Key Laboratory of Prevention and Control for Aquatic Invasive Alien Species, Ministry of Agriculture and Rural Affairs & Guangdong Provincial Key Laboratory of Aquatic Animal Immunology and Sustainable Aquaculture, Pearl River Fisheries Research Institute, Chinese Academy of Fishery Sciences, Guangzhou 510380, China.
Guangdong Provincial Key Laboratory of Chemical Measurement and Emergency Test Technology, Guangdong Provincial Engineering Research Center for Ambient Mass Spectrometry, Institute of Analysis, Guangdong Academy of Sciences (China National Analytical Center, Guangzhou), Guangzhou 510070, China.
Sci Total Environ. 2023 Feb 1;858(Pt 2):159939. doi: 10.1016/j.scitotenv.2022.159939. Epub 2022 Nov 3.
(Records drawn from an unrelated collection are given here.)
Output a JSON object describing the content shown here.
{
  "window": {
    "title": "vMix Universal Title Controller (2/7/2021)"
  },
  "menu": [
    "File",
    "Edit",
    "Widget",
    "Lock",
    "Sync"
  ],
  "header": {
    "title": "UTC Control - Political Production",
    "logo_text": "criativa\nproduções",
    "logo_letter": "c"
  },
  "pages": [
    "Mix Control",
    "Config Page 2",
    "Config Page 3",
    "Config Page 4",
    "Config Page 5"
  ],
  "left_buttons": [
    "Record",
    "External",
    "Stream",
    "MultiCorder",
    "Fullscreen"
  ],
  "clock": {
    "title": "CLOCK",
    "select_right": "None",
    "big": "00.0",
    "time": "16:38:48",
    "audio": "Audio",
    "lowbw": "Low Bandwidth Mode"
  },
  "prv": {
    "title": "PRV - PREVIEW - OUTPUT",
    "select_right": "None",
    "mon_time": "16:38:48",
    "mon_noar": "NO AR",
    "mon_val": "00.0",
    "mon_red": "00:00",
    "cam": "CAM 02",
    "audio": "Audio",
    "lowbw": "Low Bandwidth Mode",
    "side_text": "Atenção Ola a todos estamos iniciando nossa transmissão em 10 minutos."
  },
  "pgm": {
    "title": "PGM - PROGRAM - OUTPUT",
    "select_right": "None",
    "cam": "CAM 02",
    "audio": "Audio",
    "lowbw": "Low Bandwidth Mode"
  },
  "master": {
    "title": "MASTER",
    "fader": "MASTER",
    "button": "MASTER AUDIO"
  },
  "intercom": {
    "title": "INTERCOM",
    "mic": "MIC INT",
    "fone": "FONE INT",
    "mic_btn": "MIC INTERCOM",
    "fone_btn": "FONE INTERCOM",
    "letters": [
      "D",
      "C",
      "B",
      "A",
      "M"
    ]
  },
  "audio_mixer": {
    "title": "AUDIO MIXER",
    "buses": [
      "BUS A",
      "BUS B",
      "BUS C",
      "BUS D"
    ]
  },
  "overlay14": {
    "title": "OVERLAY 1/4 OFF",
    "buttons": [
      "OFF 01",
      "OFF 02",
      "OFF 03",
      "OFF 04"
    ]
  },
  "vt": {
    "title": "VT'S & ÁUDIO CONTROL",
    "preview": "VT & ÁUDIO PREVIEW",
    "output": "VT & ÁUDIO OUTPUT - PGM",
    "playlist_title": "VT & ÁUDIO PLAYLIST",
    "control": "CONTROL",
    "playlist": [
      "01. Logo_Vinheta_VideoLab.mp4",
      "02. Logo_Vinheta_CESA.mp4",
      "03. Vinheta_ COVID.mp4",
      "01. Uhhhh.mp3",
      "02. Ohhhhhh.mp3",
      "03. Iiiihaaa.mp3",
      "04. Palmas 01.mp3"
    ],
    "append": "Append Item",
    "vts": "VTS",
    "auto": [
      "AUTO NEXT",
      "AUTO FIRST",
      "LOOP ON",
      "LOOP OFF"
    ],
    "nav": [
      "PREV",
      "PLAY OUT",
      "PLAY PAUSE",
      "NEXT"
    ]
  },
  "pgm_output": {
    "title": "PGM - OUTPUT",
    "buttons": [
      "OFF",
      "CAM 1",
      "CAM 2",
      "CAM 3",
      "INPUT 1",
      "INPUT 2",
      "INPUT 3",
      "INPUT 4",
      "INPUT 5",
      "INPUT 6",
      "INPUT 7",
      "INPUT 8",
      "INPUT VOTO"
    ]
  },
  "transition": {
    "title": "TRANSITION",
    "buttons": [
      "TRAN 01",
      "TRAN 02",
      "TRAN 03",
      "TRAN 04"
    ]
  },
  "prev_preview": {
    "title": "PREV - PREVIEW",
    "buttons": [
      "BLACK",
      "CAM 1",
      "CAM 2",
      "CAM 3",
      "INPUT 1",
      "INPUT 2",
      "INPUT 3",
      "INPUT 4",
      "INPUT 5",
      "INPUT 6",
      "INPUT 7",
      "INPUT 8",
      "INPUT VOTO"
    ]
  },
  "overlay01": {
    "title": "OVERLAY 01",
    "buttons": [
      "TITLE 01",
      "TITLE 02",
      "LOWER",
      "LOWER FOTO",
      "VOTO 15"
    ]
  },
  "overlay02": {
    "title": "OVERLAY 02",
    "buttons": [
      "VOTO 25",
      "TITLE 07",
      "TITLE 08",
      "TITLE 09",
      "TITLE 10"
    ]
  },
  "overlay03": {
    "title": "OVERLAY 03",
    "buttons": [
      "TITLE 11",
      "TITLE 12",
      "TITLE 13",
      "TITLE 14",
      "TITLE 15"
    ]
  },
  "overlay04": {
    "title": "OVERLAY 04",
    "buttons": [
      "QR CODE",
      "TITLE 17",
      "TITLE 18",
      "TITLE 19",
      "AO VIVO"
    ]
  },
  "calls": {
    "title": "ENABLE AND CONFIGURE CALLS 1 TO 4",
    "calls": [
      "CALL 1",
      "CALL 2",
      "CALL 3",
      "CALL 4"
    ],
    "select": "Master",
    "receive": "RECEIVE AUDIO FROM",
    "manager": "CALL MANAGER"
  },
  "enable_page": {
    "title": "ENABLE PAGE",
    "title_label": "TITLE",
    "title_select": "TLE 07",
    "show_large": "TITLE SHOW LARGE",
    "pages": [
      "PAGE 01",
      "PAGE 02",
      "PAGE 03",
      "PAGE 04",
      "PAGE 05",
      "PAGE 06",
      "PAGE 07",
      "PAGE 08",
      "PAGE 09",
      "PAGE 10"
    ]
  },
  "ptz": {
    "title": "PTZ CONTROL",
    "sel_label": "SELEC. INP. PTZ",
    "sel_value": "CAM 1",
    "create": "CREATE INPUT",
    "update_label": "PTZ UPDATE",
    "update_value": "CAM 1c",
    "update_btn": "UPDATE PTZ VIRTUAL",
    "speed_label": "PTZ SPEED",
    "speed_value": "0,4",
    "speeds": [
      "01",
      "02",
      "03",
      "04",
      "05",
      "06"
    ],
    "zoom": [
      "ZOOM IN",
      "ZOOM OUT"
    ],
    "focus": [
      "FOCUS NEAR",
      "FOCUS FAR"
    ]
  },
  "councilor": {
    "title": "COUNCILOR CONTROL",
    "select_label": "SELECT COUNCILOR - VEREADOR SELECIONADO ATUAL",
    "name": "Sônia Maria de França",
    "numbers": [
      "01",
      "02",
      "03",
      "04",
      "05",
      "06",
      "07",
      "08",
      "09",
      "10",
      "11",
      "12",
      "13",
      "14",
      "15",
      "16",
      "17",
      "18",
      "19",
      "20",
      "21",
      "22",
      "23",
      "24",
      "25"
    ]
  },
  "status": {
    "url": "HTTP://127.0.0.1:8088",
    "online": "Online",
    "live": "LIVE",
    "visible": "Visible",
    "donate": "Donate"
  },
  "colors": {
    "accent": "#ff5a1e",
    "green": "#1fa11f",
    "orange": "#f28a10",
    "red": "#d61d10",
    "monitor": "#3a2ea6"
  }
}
Currently, although the cumulative effects of microplastics (MPs) and organic pollutants (OPs) in the environment and within organisms are being investigated, whether and how MPs participate in bioaccumulation of OPs based on a carrier effect is still unclear. In the present study, water and aquatic organisms were collected from the Pearl River. Polycyclic aromatic hydrocarbons (PAHs) and MPs were separated by solid phase extraction and were measured by gas chromatography mass spectrometry and Fourier transform infrared spectroscopy, respectively. Higher PAH concentrations at the river outlet and higher MPs abundance in the inner river were observed, indicating a mismatched distribution between PAHs and MPs. No correlation between MP abundance and PAH concentration in fishes was detected, implying that MPs exerted limited influence on PAH concentrations. Interestingly, bioconcentration factors of one major low-ring PAH (phenanthrene) in fishes showed a significant correlation with MPs abundance, implying that although MPs did not affect the variation in PAH concentrations, they potentially participated in selective bioaccumulation of PAHs. Moreover, significant correlations between MPs abundance and PAHs in fishes with different feeding and living habits were found, indicating that MPs' participation in PAH bioaccumulation was dependent on fish biology and life history. Furthermore, the health risk posed by PAHs in fishes at the river outlet surpassed the line of potential high risk, while the ecological risk posed by MPs at the inner river was in the danger category, indicating the ecological risks posed by PAHs and MPs are uneven along the Pearl River. These findings deepen our understanding of the underlying mechanism of MPs participating in selective bioaccumulation of low-ring PAHs in fishes based on fish biology and point out the present risks posed by these two pollutants in the Pearl River and its estuary, which contribute to aquatic environmental protection and fishery production in this region.
目前,尽管环境中和生物体内的微塑料(MPs)和有机污染物(OPs)的累积效应正在被研究,但 MPs 是否以及如何基于载体效应参与 OPs 的生物累积仍不清楚。本研究采集了珠江的水和水生生物,通过固相萃取分离多环芳烃(PAHs)和 MPs,分别采用气相色谱-质谱法和傅里叶变换红外光谱法进行测量。在河流出口处发现了较高的 PAH 浓度,在内河中发现了较高的 MPs 丰度,表明 PAHs 和 MPs 的分布不匹配。在鱼类中,MPs 丰度与 PAH 浓度之间未检测到相关性,这表明 MPs 对 PAH 浓度的影响有限。有趣的是,鱼类中一种主要低环 PAH(菲)的生物浓缩因子与 MPs 丰度呈显著相关,这表明尽管 MPs 没有影响 PAH 浓度的变化,但它们可能参与了 PAHs 的选择性生物累积。此外,在具有不同摄食和生活习性的鱼类中,还发现 MPs 丰度与 PAHs 之间存在显著相关性,这表明 MPs 参与 PAH 生物累积取决于鱼类生物学和生活史。此外,在河流出口处鱼类中 PAHs 带来的健康风险超过了潜在高风险线,而在内河鱼类中 MPs 带来的生态风险则处于危险类别,这表明 PAHs 和 MPs 沿着珠江带来的生态风险是不均匀的。这些发现加深了我们对基于鱼类生物学 MPs 参与低环 PAHs 在鱼类中选择性生物累积的潜在机制的理解,并指出了这两种污染物在珠江及其河口地区目前带来的风险,有助于该地区的水环境保护和渔业生产。